Schwäbisches Bauernhofmuseum
2016 steht im Schwäbischen Bauernhofmuseum Illerbeuren alles im Zeichen der Schützen. Im Laufe des Jahres soll ein neuer rund 700 Quadratmeter großer Neubau eröffnet werden: das Süddeutsche Schützenkompetenzzentrum. Ein genauer Termin steht noch nicht fest. Angefangen bei frühneuzeitlichen Schützenfesten bis zu den olympischen Spielen 1972 in München werden zahlreiche Aspekte aus 600 Jahren Schützengeschichte thematisiert – auch aus einer kritischen Perspektive, wie der Leiter des Museums, Dr. Philipp Herzog, verspricht.
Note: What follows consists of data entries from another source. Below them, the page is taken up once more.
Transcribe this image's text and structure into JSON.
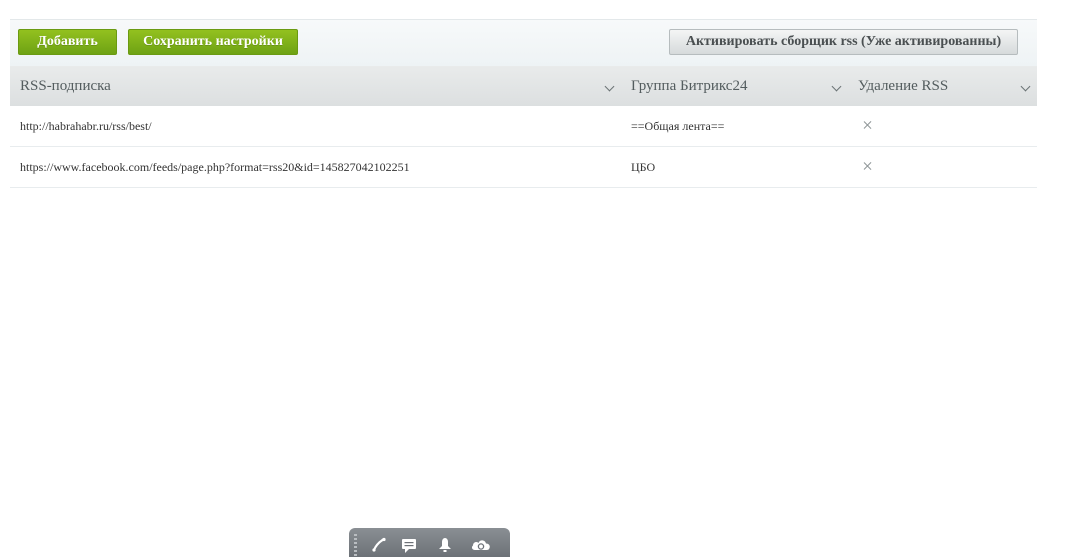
{
  "toolbar": {
    "add_label": "Добавить",
    "save_label": "Сохранить настройки",
    "activate_label": "Активировать сборщик rss (Уже активированны)"
  },
  "table": {
    "columns": [
      "RSS-подписка",
      "Группа Битрикс24",
      "Удаление RSS"
    ],
    "rows": [
      {
        "url": "http://habrahabr.ru/rss/best/",
        "group": "==Общая лента=="
      },
      {
        "url": "https://www.facebook.com/feeds/page.php?format=rss20&id=145827042102251",
        "group": "ЦБО"
      }
    ]
  },
  "icons": {
    "column_sort": "chevron-down-icon",
    "delete": "close-icon",
    "messenger": [
      "phone-icon",
      "chat-icon",
      "bell-icon",
      "cloud-icon"
    ]
  },
  "colors": {
    "accent_green": "#7fb21a",
    "header_bg": "#dfe2e3",
    "messenger_bar": "#7a7f85"
  }
}
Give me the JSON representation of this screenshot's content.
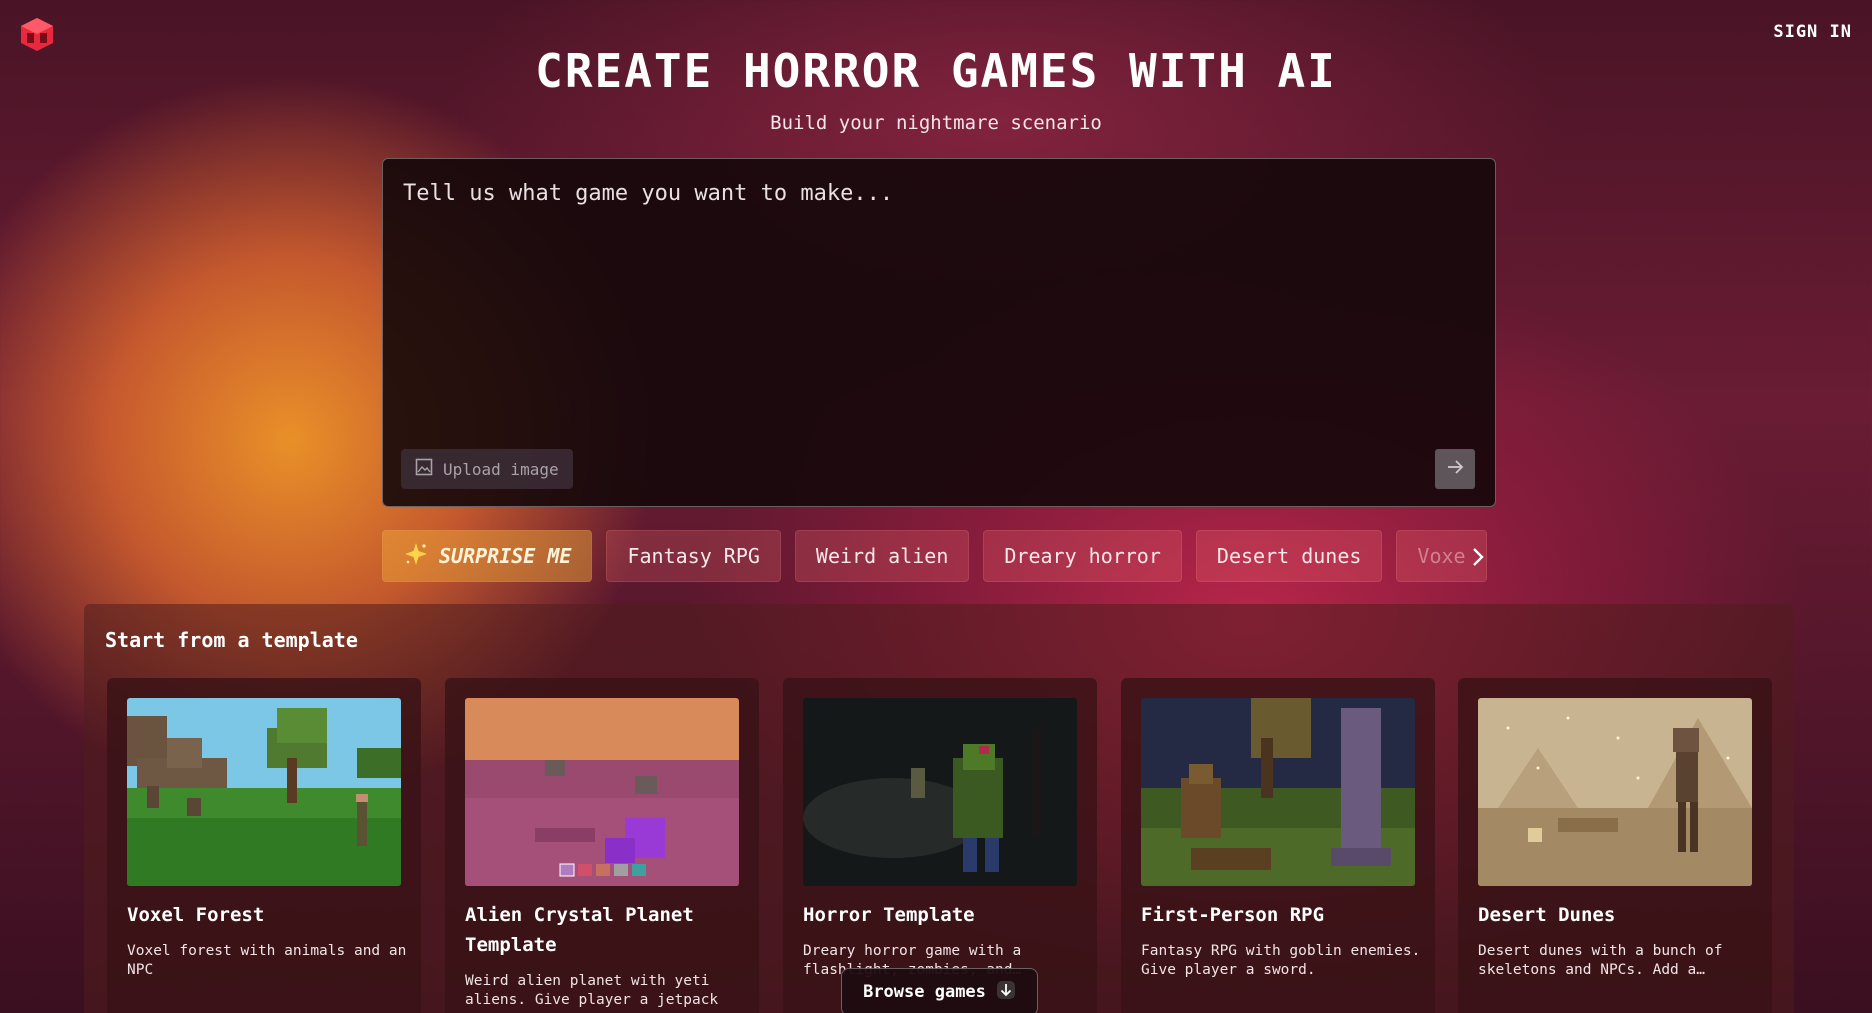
{
  "header": {
    "logo_icon": "cube-logo-icon",
    "sign_in_label": "SIGN IN"
  },
  "hero": {
    "title": "CREATE HORROR GAMES WITH AI",
    "subtitle": "Build your nightmare scenario"
  },
  "prompt": {
    "placeholder": "Tell us what game you want to make...",
    "value": "",
    "upload_label": "Upload image",
    "upload_icon": "image-icon",
    "send_icon": "arrow-right-icon"
  },
  "suggestions": {
    "items": [
      {
        "label": "SURPRISE ME",
        "icon": "sparkle-icon"
      },
      {
        "label": "Fantasy RPG"
      },
      {
        "label": "Weird alien"
      },
      {
        "label": "Dreary horror"
      },
      {
        "label": "Desert dunes"
      },
      {
        "label": "Voxe"
      }
    ],
    "next_icon": "chevron-right-icon"
  },
  "templates": {
    "title": "Start from a template",
    "cards": [
      {
        "title": "Voxel Forest",
        "description": "Voxel forest with animals and an NPC"
      },
      {
        "title": "Alien Crystal Planet Template",
        "description": "Weird alien planet with yeti aliens. Give player a jetpack"
      },
      {
        "title": "Horror Template",
        "description": "Dreary horror game with a flashlight, zombies, and…"
      },
      {
        "title": "First-Person RPG",
        "description": "Fantasy RPG with goblin enemies. Give player a sword."
      },
      {
        "title": "Desert Dunes",
        "description": "Desert dunes with a bunch of skeletons and NPCs. Add a…"
      }
    ]
  },
  "browse": {
    "label": "Browse games",
    "icon": "arrow-down-icon"
  },
  "colors": {
    "accent_red": "#e8283c",
    "surprise_chip": "#f0aa3c"
  }
}
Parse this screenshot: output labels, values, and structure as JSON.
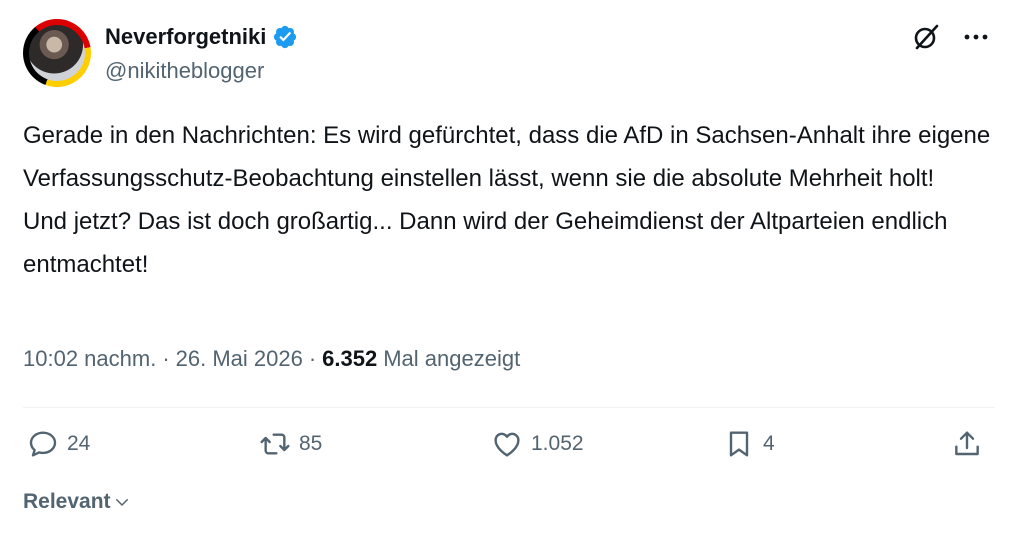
{
  "author": {
    "display_name": "Neverforgetniki",
    "handle": "@nikitheblogger",
    "verified": true
  },
  "tweet": {
    "lines": [
      "Gerade in den Nachrichten: Es wird gefürchtet, dass die AfD in Sachsen-Anhalt ihre eigene Verfassungsschutz-Beobachtung einstellen lässt, wenn sie die absolute Mehrheit holt!",
      "Und jetzt? Das ist doch großartig... Dann wird der Geheimdienst der Altparteien endlich entmachtet!"
    ]
  },
  "meta": {
    "time": "10:02 nachm.",
    "sep1": "·",
    "date": "26. Mai 2026",
    "sep2": "·",
    "views": "6.352",
    "views_label": "Mal angezeigt"
  },
  "actions": {
    "replies": "24",
    "reposts": "85",
    "likes": "1.052",
    "bookmarks": "4"
  },
  "sort": {
    "label": "Relevant"
  },
  "colors": {
    "verified": "#1d9bf0",
    "muted": "#536471",
    "text": "#0f1419"
  }
}
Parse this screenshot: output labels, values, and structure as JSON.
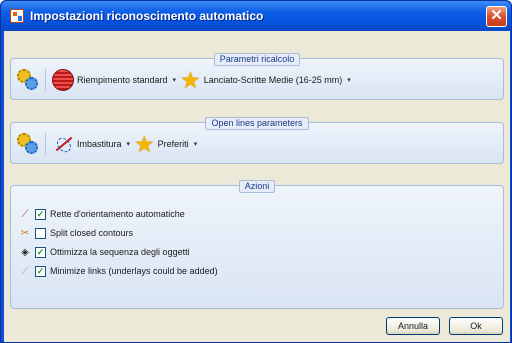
{
  "window": {
    "title": "Impostazioni riconoscimento automatico",
    "close_glyph": "✕"
  },
  "group1": {
    "label": "Parametri ricalcolo",
    "fill_button": {
      "label": "Riempimento standard",
      "icon": "fill-ball-icon"
    },
    "preset_button": {
      "label": "Lanciato-Scritte Medie (16-25 mm)",
      "icon": "star-icon"
    }
  },
  "group2": {
    "label": "Open lines parameters",
    "stitch_button": {
      "label": "Imbastitura",
      "icon": "needle-icon"
    },
    "favorites_button": {
      "label": "Preferiti",
      "icon": "star-icon"
    }
  },
  "group3": {
    "label": "Azioni",
    "items": [
      {
        "label": "Rette d'orientamento automatiche",
        "checked": true,
        "icon": "pen-line-icon"
      },
      {
        "label": "Split closed contours",
        "checked": false,
        "icon": "split-icon"
      },
      {
        "label": "Ottimizza la sequenza degli oggetti",
        "checked": true,
        "icon": "diamond-icon"
      },
      {
        "label": "Minimize links (underlays could be added)",
        "checked": true,
        "icon": "link-icon"
      }
    ]
  },
  "buttons": {
    "cancel": "Annulla",
    "ok": "Ok"
  },
  "glyphs": {
    "dropdown": "▾",
    "check": "✓",
    "star": "★"
  }
}
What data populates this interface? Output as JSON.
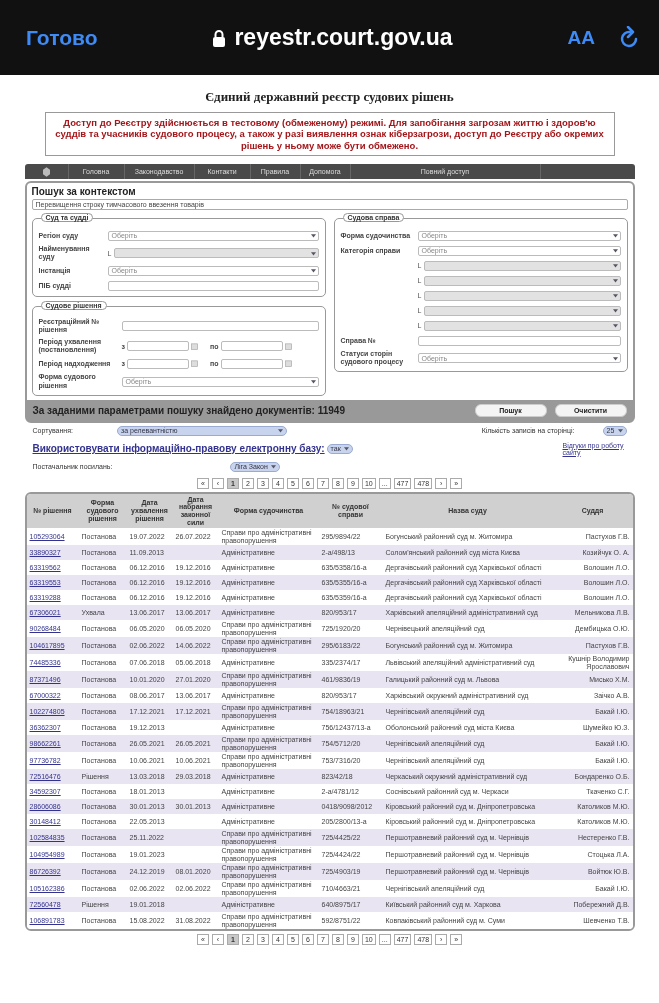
{
  "browser_bar": {
    "done": "Готово",
    "url": "reyestr.court.gov.ua",
    "text_size": "AA"
  },
  "title": "Єдиний державний реєстр судових рішень",
  "notice": "Доступ до Реєстру здійснюється в тестовому (обмеженому) режимі. Для запобігання загрозам життю і здоров'ю суддів та учасників судового процесу, а також у разі виявлення ознак кіберзагрози, доступ до Реєстру або окремих рішень у ньому може бути обмежено.",
  "nav": [
    {
      "label": "Головна"
    },
    {
      "label": "Законодавство"
    },
    {
      "label": "Контакти"
    },
    {
      "label": "Правила"
    },
    {
      "label": "Допомога"
    },
    {
      "label": "Повний доступ"
    }
  ],
  "search": {
    "title": "Пошук за контекстом",
    "query": "Перевищення строку тимчасового ввезення товарів",
    "court_group": {
      "legend": "Суд та судді",
      "fields": [
        {
          "kind": "select",
          "label": "Регіон суду",
          "placeholder": "Оберіть",
          "disabled": false
        },
        {
          "kind": "subselect",
          "label": "Найменування суду",
          "mark": "L",
          "disabled": true
        },
        {
          "kind": "select",
          "label": "Інстанція",
          "placeholder": "Оберіть",
          "disabled": false
        },
        {
          "kind": "input",
          "label": "ПІБ судді"
        }
      ]
    },
    "decision_group": {
      "legend": "Судове рішення",
      "fields": [
        {
          "kind": "input",
          "label": "Реєстраційний № рішення"
        },
        {
          "kind": "range",
          "label": "Період ухвалення (постановлення)",
          "from": "з",
          "to": "по"
        },
        {
          "kind": "range",
          "label": "Період надходження",
          "from": "з",
          "to": "по"
        },
        {
          "kind": "select",
          "label": "Форма судового рішення",
          "placeholder": "Оберіть",
          "disabled": false
        }
      ]
    },
    "case_group": {
      "legend": "Судова справа",
      "fields": [
        {
          "kind": "select",
          "label": "Форма судочинства",
          "placeholder": "Оберіть",
          "disabled": false
        },
        {
          "kind": "select",
          "label": "Категорія справи",
          "placeholder": "Оберіть",
          "disabled": false
        },
        {
          "kind": "subselect",
          "mark": "L",
          "disabled": true
        },
        {
          "kind": "subselect",
          "mark": "L",
          "disabled": true
        },
        {
          "kind": "subselect",
          "mark": "L",
          "disabled": true
        },
        {
          "kind": "subselect",
          "mark": "L",
          "disabled": true
        },
        {
          "kind": "subselect",
          "mark": "L",
          "disabled": true
        },
        {
          "kind": "input",
          "label": "Справа №"
        },
        {
          "kind": "select",
          "label": "Статуси сторін судового процесу",
          "placeholder": "Оберіть",
          "disabled": false
        }
      ]
    },
    "result_text": "За заданими параметрами пошуку знайдено документів: 11949",
    "buttons": [
      "Пошук",
      "Очистити"
    ]
  },
  "sorting": {
    "label": "Сортування:",
    "value": "за релевантністю",
    "page_size_label": "Кількість записів на сторінці:",
    "page_size": "25"
  },
  "legal_base": {
    "link": "Використовувати інформаційно-правову електронну базу:",
    "value": "так",
    "feedback": "Відгуки про роботу сайту"
  },
  "provider": {
    "label": "Постачальник посилань:",
    "value": "Ліга Закон"
  },
  "pagination_top": [
    {
      "label": "«",
      "selected": false
    },
    {
      "label": "‹",
      "selected": false
    },
    {
      "label": "1",
      "selected": true
    },
    {
      "label": "2",
      "selected": false
    },
    {
      "label": "3",
      "selected": false
    },
    {
      "label": "4",
      "selected": false
    },
    {
      "label": "5",
      "selected": false
    },
    {
      "label": "6",
      "selected": false
    },
    {
      "label": "7",
      "selected": false
    },
    {
      "label": "8",
      "selected": false
    },
    {
      "label": "9",
      "selected": false
    },
    {
      "label": "10",
      "selected": false
    },
    {
      "label": "...",
      "selected": false
    },
    {
      "label": "477",
      "selected": false
    },
    {
      "label": "478",
      "selected": false
    },
    {
      "label": "›",
      "selected": false
    },
    {
      "label": "»",
      "selected": false
    }
  ],
  "table": {
    "columns": [
      "№ рішення",
      "Форма судового рішення",
      "Дата ухвалення рішення",
      "Дата набрання законної сили",
      "Форма судочинства",
      "№ судової справи",
      "Назва суду",
      "Суддя"
    ],
    "rows": [
      [
        "105293064",
        "Постанова",
        "19.07.2022",
        "26.07.2022",
        "Справи про адміністративні правопорушення",
        "295/9894/22",
        "Богунський районний суд м. Житомира",
        "Пастухов Г.В."
      ],
      [
        "33890327",
        "Постанова",
        "11.09.2013",
        "",
        "Адміністративне",
        "2-а/498/13",
        "Солом'янський районний суд міста Києва",
        "Козийчук О. А."
      ],
      [
        "63319562",
        "Постанова",
        "06.12.2016",
        "19.12.2016",
        "Адміністративне",
        "635/5358/16-а",
        "Дергачівський районний суд Харківської області",
        "Волошин Л.О."
      ],
      [
        "63319553",
        "Постанова",
        "06.12.2016",
        "19.12.2016",
        "Адміністративне",
        "635/5355/16-а",
        "Дергачівський районний суд Харківської області",
        "Волошин Л.О."
      ],
      [
        "63319288",
        "Постанова",
        "06.12.2016",
        "19.12.2016",
        "Адміністративне",
        "635/5359/16-а",
        "Дергачівський районний суд Харківської області",
        "Волошин Л.О."
      ],
      [
        "67306021",
        "Ухвала",
        "13.06.2017",
        "13.06.2017",
        "Адміністративне",
        "820/953/17",
        "Харківський апеляційний адміністративний суд",
        "Мельникова Л.В."
      ],
      [
        "90268484",
        "Постанова",
        "06.05.2020",
        "06.05.2020",
        "Справи про адміністративні правопорушення",
        "725/1920/20",
        "Чернівецький апеляційний суд",
        "Дембицька О.Ю."
      ],
      [
        "104617895",
        "Постанова",
        "02.06.2022",
        "14.06.2022",
        "Справи про адміністративні правопорушення",
        "295/6183/22",
        "Богунський районний суд м. Житомира",
        "Пастухов Г.В."
      ],
      [
        "74485336",
        "Постанова",
        "07.06.2018",
        "05.06.2018",
        "Адміністративне",
        "335/2374/17",
        "Львівський апеляційний адміністративний суд",
        "Кушнір Володимир Ярославович"
      ],
      [
        "87371496",
        "Постанова",
        "10.01.2020",
        "27.01.2020",
        "Справи про адміністративні правопорушення",
        "461/9836/19",
        "Галицький районний суд м. Львова",
        "Мисько Х.М."
      ],
      [
        "67000322",
        "Постанова",
        "08.06.2017",
        "13.06.2017",
        "Адміністративне",
        "820/953/17",
        "Харківський окружний адміністративний суд",
        "Заічко А.В."
      ],
      [
        "102274805",
        "Постанова",
        "17.12.2021",
        "17.12.2021",
        "Справи про адміністративні правопорушення",
        "754/18963/21",
        "Чернігівський апеляційний суд",
        "Бакай І.Ю."
      ],
      [
        "36362307",
        "Постанова",
        "19.12.2013",
        "",
        "Адміністративне",
        "756/12437/13-а",
        "Оболонський районний суд міста Києва",
        "Шумейко Ю.З."
      ],
      [
        "98662261",
        "Постанова",
        "26.05.2021",
        "26.05.2021",
        "Справи про адміністративні правопорушення",
        "754/5712/20",
        "Чернігівський апеляційний суд",
        "Бакай І.Ю."
      ],
      [
        "97736782",
        "Постанова",
        "10.06.2021",
        "10.06.2021",
        "Справи про адміністративні правопорушення",
        "753/7316/20",
        "Чернігівський апеляційний суд",
        "Бакай І.Ю."
      ],
      [
        "72516476",
        "Рішення",
        "13.03.2018",
        "29.03.2018",
        "Адміністративне",
        "823/42/18",
        "Черкаський окружний адміністративний суд",
        "Бондаренко О.Б."
      ],
      [
        "34592307",
        "Постанова",
        "18.01.2013",
        "",
        "Адміністративне",
        "2-а/4781/12",
        "Соснівський районний суд м. Черкаси",
        "Ткаченко С.Г."
      ],
      [
        "28606086",
        "Постанова",
        "30.01.2013",
        "30.01.2013",
        "Адміністративне",
        "0418/9098/2012",
        "Кіровський районний суд м. Дніпропетровська",
        "Католиков М.Ю."
      ],
      [
        "30148412",
        "Постанова",
        "22.05.2013",
        "",
        "Адміністративне",
        "205/2800/13-а",
        "Кіровський районний суд м. Дніпропетровська",
        "Католиков М.Ю."
      ],
      [
        "102584835",
        "Постанова",
        "25.11.2022",
        "",
        "Справи про адміністративні правопорушення",
        "725/4425/22",
        "Першотравневий районний суд м. Чернівців",
        "Нестеренко Г.В."
      ],
      [
        "104954989",
        "Постанова",
        "19.01.2023",
        "",
        "Справи про адміністративні правопорушення",
        "725/4424/22",
        "Першотравневий районний суд м. Чернівців",
        "Стоцька Л.А."
      ],
      [
        "86726392",
        "Постанова",
        "24.12.2019",
        "08.01.2020",
        "Справи про адміністративні правопорушення",
        "725/4903/19",
        "Першотравневий районний суд м. Чернівців",
        "Войтюк Ю.В."
      ],
      [
        "105162386",
        "Постанова",
        "02.06.2022",
        "02.06.2022",
        "Справи про адміністративні правопорушення",
        "710/4663/21",
        "Чернігівський апеляційний суд",
        "Бакай І.Ю."
      ],
      [
        "72560478",
        "Рішення",
        "19.01.2018",
        "",
        "Адміністративне",
        "640/8975/17",
        "Київський районний суд м. Харкова",
        "Побережний Д.В."
      ],
      [
        "106891783",
        "Постанова",
        "15.08.2022",
        "31.08.2022",
        "Справи про адміністративні правопорушення",
        "592/8751/22",
        "Ковпаківський районний суд м. Суми",
        "Шевченко Т.В."
      ]
    ]
  },
  "pagination_bottom": [
    {
      "label": "«",
      "selected": false
    },
    {
      "label": "‹",
      "selected": false
    },
    {
      "label": "1",
      "selected": true
    },
    {
      "label": "2",
      "selected": false
    },
    {
      "label": "3",
      "selected": false
    },
    {
      "label": "4",
      "selected": false
    },
    {
      "label": "5",
      "selected": false
    },
    {
      "label": "6",
      "selected": false
    },
    {
      "label": "7",
      "selected": false
    },
    {
      "label": "8",
      "selected": false
    },
    {
      "label": "9",
      "selected": false
    },
    {
      "label": "10",
      "selected": false
    },
    {
      "label": "...",
      "selected": false
    },
    {
      "label": "477",
      "selected": false
    },
    {
      "label": "478",
      "selected": false
    },
    {
      "label": "›",
      "selected": false
    },
    {
      "label": "»",
      "selected": false
    }
  ]
}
Der österreichische Historiker trat sein Amt erst vor rund einem halben Jahr an und kann somit am 1. März seinen ersten Saisonauftakt feiern. Weitere Highlights im Programm sind unter anderem der Tag der Volksmusik am 10. Juli, das Kinderfest am 7. August sowie die Handwerkertage am 10. und 11. September.
www.bauernhofmuseum.de

Trachtenkulturberatung
Mit der 1. Trachten-Werk-Woche feiert die Trachtenkulturberatung vom 29. März bis 3. April in diesem Jahr eine Premiere. Die Jugendbildungs- und Begegnungsstätte in Babenhausen verwandelt sich hierfür in eine Werkstatt. In sieben thematisch gegliederten Kursen – von Frauenoberteilen über Männerhemden und Knopfmacherei bis hin zu Zierkanten – können Interessierte tief in die handwerkliche Kunst einsteigen. Von August bis November bietet die Trachtenkulturberatung auf zahlreichen Märkten in der Region passende Stoffe oder fertige Produkte. Der 18. Schwäbische Trachtenmarkt am 8. und 9. Oktober im Landauer-Haus und im Gasthof Munding in Krumbach oder der 4. Textilmarkt im Staatlichen Textil- und Industriemuseum Augsburg am 19. und 20. November sind dabei nur zwei empfehlenswerte Ziele.